Corazones de hojalata

Máquinas expendedores de tabaco, surtidores de combustible, contestadores automáticos, operadores de telefonía, sintetizadores de voz, asistentes virtuales, cajeros parlantes y un largo etcétera de engranajes y tuercas ocupan ahora el lugar que no hace tanto sólo podía ocupar seres humanos


Autor: Mauricio Becerra



Máquinas expendedores de tabaco, surtidores de combustible, contestadores automáticos, operadores de telefonía, sintetizadores de voz, asistentes virtuales, cajeros parlantes y un largo etcétera de engranajes y tuercas ocupan ahora el lugar que no hace tanto sólo podía ocupar seres humanos. El avance de la tecnología re-edita, una vez más, el viejo enfrentamiento del hombre contra la máquina. El Doctor Frankenstein frente a su creación. La tentadora posibilidad de insuflar la chispa de la “vida” en la materia muerta.

Quizás estemos, sin saberlo, en la antesala de la tercera Revolución Industrial. Una sedición, sin precedentes, basada en las premoniciones de las novelas y el cine de ciencia-ficción que auguraban un futuro en el que las máquinas tomarían el poder para someter a los hombres. O quizás no sea para tanto. Pero la presencia, cada vez más acusada de “voces metálicas” en la vida cotidiana es innegable. El mundo es ya una nueva versión de sí mismo.

El ejemplo más palpable está en los asistentes virtuales con los que quién más y quién menos ha tenido que lidiar alguna vez para llevar a cabo diversas diligencias. Una herramienta de atención al cliente que para el usuario medio genera antipatía pero que para muchas empresas supone mayor eficiencia y una reducción de costes. Pese a todo, a casi nadie le gusta hablar con máquinas. Y precisamente, esa capacidad, la de hablar, es la que ha dejado de ser una propiedad exclusiva y distintiva de las personas para convertirse en un bien compartido con robots humanoides construidos a nuestra “imagen y semejanza” pero diseñados para esquivar la imperfección humana.

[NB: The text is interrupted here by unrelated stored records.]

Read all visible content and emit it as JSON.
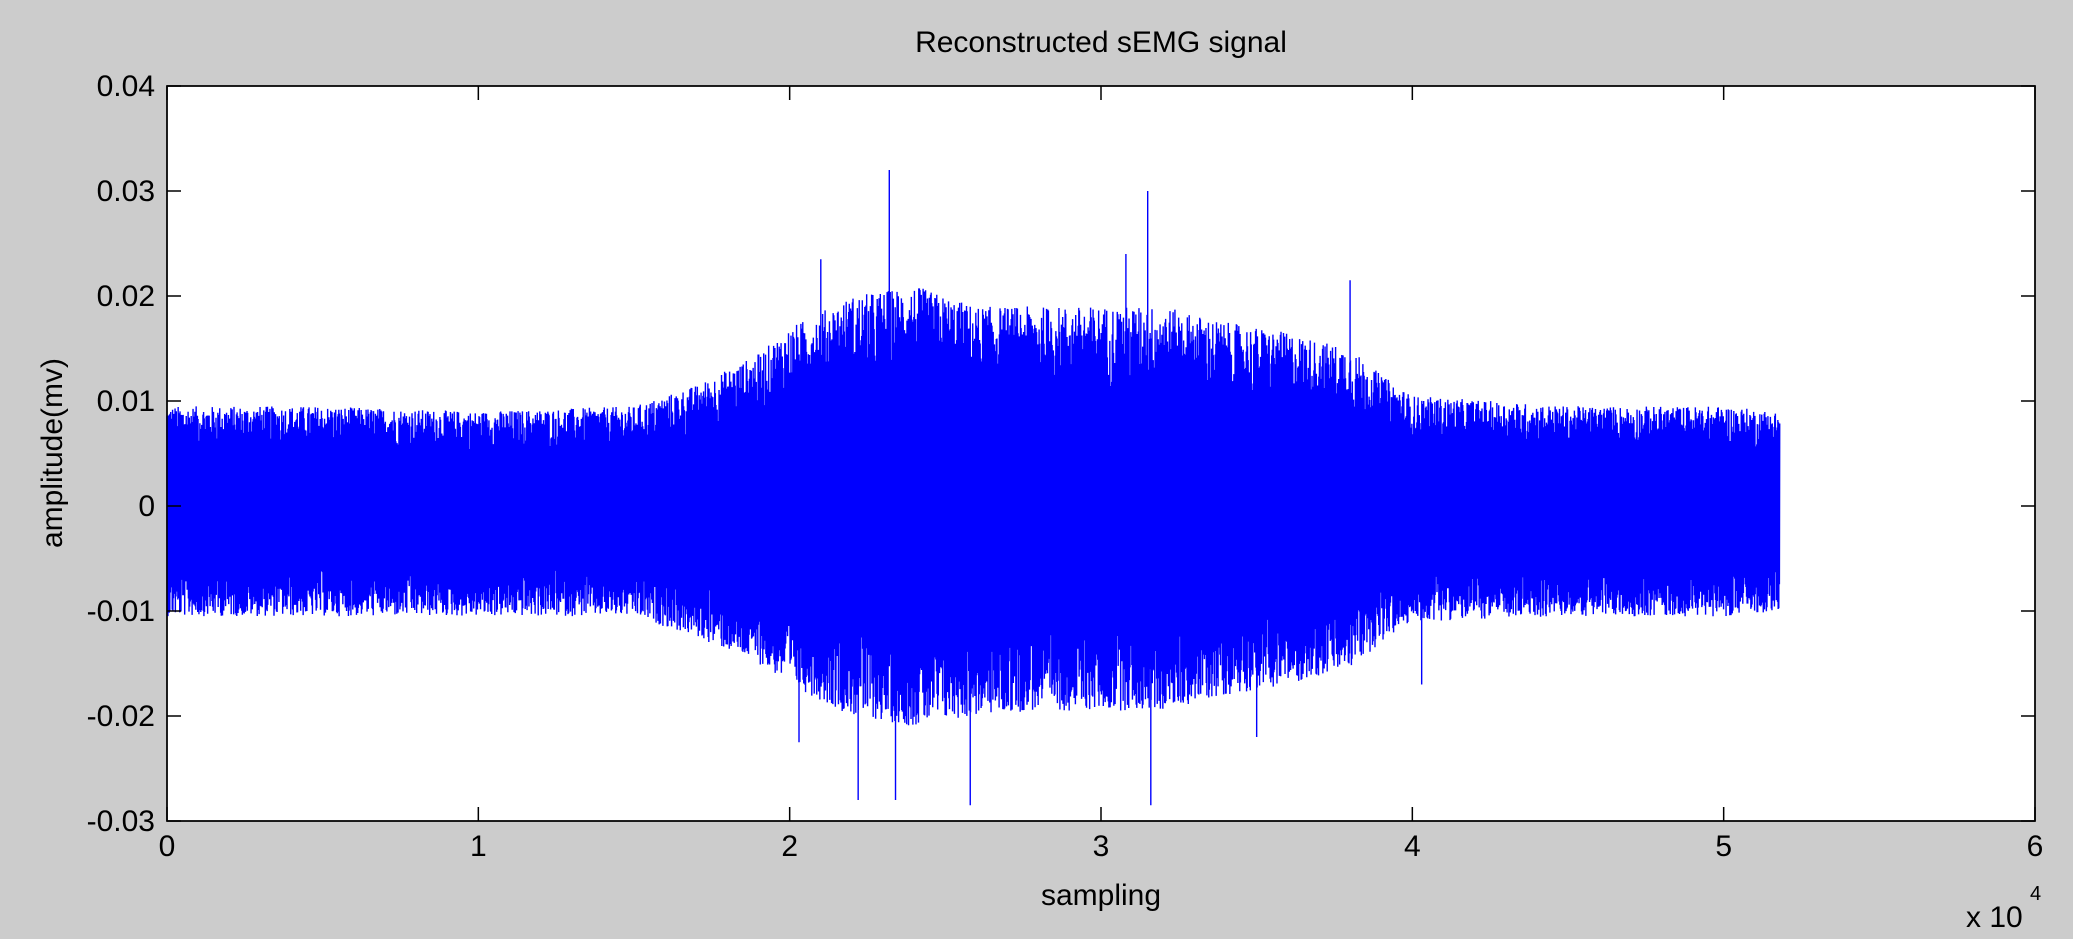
{
  "figure": {
    "background": "#cccccc",
    "axes_color": "#000000",
    "line_color": "#0000ff"
  },
  "chart_data": {
    "type": "line",
    "title": "Reconstructed sEMG signal",
    "xlabel": "sampling",
    "ylabel": "amplitude(mv)",
    "x_exponent_label": "x 10",
    "x_exponent_power": "4",
    "xlim": [
      0,
      60000
    ],
    "ylim": [
      -0.03,
      0.04
    ],
    "xticks": [
      0,
      10000,
      20000,
      30000,
      40000,
      50000,
      60000
    ],
    "xtick_labels": [
      "0",
      "1",
      "2",
      "3",
      "4",
      "5",
      "6"
    ],
    "yticks": [
      -0.03,
      -0.02,
      -0.01,
      0,
      0.01,
      0.02,
      0.03,
      0.04
    ],
    "ytick_labels": [
      "-0.03",
      "-0.02",
      "-0.01",
      "0",
      "0.01",
      "0.02",
      "0.03",
      "0.04"
    ],
    "grid": false,
    "series": [
      {
        "color": "#0000ff",
        "n_samples": 51800,
        "envelope": {
          "x": [
            0,
            2000,
            5000,
            10000,
            15000,
            17000,
            19000,
            20000,
            22000,
            24000,
            26000,
            28000,
            30000,
            32000,
            34000,
            36000,
            38000,
            39000,
            40000,
            45000,
            50000,
            51800
          ],
          "upper": [
            0.0095,
            0.0095,
            0.0095,
            0.009,
            0.0095,
            0.0115,
            0.0145,
            0.017,
            0.02,
            0.021,
            0.019,
            0.019,
            0.019,
            0.019,
            0.0175,
            0.0165,
            0.015,
            0.0125,
            0.0105,
            0.0095,
            0.0095,
            0.009
          ],
          "lower": [
            -0.0105,
            -0.0105,
            -0.0105,
            -0.0105,
            -0.0105,
            -0.0125,
            -0.015,
            -0.017,
            -0.02,
            -0.021,
            -0.02,
            -0.0195,
            -0.0195,
            -0.0195,
            -0.018,
            -0.017,
            -0.0155,
            -0.013,
            -0.011,
            -0.0105,
            -0.0105,
            -0.01
          ]
        },
        "peaks": [
          {
            "x": 23200,
            "y": 0.032
          },
          {
            "x": 31500,
            "y": 0.03
          },
          {
            "x": 30800,
            "y": 0.024
          },
          {
            "x": 21000,
            "y": 0.0235
          },
          {
            "x": 38000,
            "y": 0.0215
          },
          {
            "x": 25800,
            "y": -0.0285
          },
          {
            "x": 31600,
            "y": -0.0285
          },
          {
            "x": 22200,
            "y": -0.028
          },
          {
            "x": 23400,
            "y": -0.028
          },
          {
            "x": 20300,
            "y": -0.0225
          },
          {
            "x": 35000,
            "y": -0.022
          },
          {
            "x": 40300,
            "y": -0.017
          }
        ]
      }
    ]
  }
}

Sus voces no sufrirán de afonía ni se entrecortaran jamás. Tampoco se deformaran con tartamudeos nerviosos o salidas de tono en momentos de apuro. Sólo reproducirán de manera mecánica las frases pertinentes, ni una más ni una menos. No habrá ningún tipo de modulación ni expresión. Sólo opciones descritas en orden alfabético para terminar con un raquítico “pulse uno cuando escuche la opción deseada”.

El ser humano es extraordinario, no cabe la menor duda. Aunque el “milagro de la palabra” le haya sido arrebatado como bandera de su originalidad, todavía se mantiene intacto el argumento de los sentimientos como aquello que lo diferencia y que lo hace único. La capacidad de experimentar la nostalgia por un pasado mejor, de sentir tristeza o dolor por las miserias de la existencia, alegría en los instantes felices o amor por quién es capaz de llenar el vacío siguen siendo códigos indescifrables para cualquier programa informático.

El siglo XXI ha propiciado que la humanidad deba entenderse con las máquinas para continuar viaje en los vagones del tren del progreso. Guste o no, están ahí y forman parte de la cotidianidad de millones de personas. Facilitan innumerables tareas pero con su frialdad fallan a la hora de transmitir aquello de lo que carecen: humanidad. Al fin y al cabo ni ellas son perfectas, puesto que por mucha eficacia que demuestren sus corazones siguen siendo de hojalata.

Si en el futuro la realidad alcanza a la ciencia ficción y las máquinas aprenden a sentir, entonces sí será un buen momento para preguntarle al hombre si el camino escogido para su evolución ha sido el correcto o ha naufragado al elegir un rumbo erróneo. Entonces, ya no habrá nada que nos distinga y se hará patente el dialogo que el escritor ruso Isaac Asimov describió en sus relatos y que el director Alex Proyas llevaría al cine en Yo, Robot:

“¡Tú no eres más que una vulgar imitación!”, le dice a una máquina con supuestos sentimientos el detective Spooner. El policía, ante la posibilidad de que el descendiente más evolucionado de la revolución industrial pueda poseer emociones, lo pone a prueba: “¿Puede un robot escribir una sinfonía? ¿Puede hacer de un lienzo en blanco una obra maestra?”. Al robot le viene a la ¿mente? la más tajante de las respuestas: “¿Puedes tú?”.

A partir de ahora, si la clasificación aristotélica de las herramientas con las que se levantó la Grecia de su época siguiese vigente hoy en día, debería incluir, además de parlantes (esclavos), semi-parlantes (animales domésticos) y mudas (instrumentos de labranza), un nuevo apartado: robot parlantes.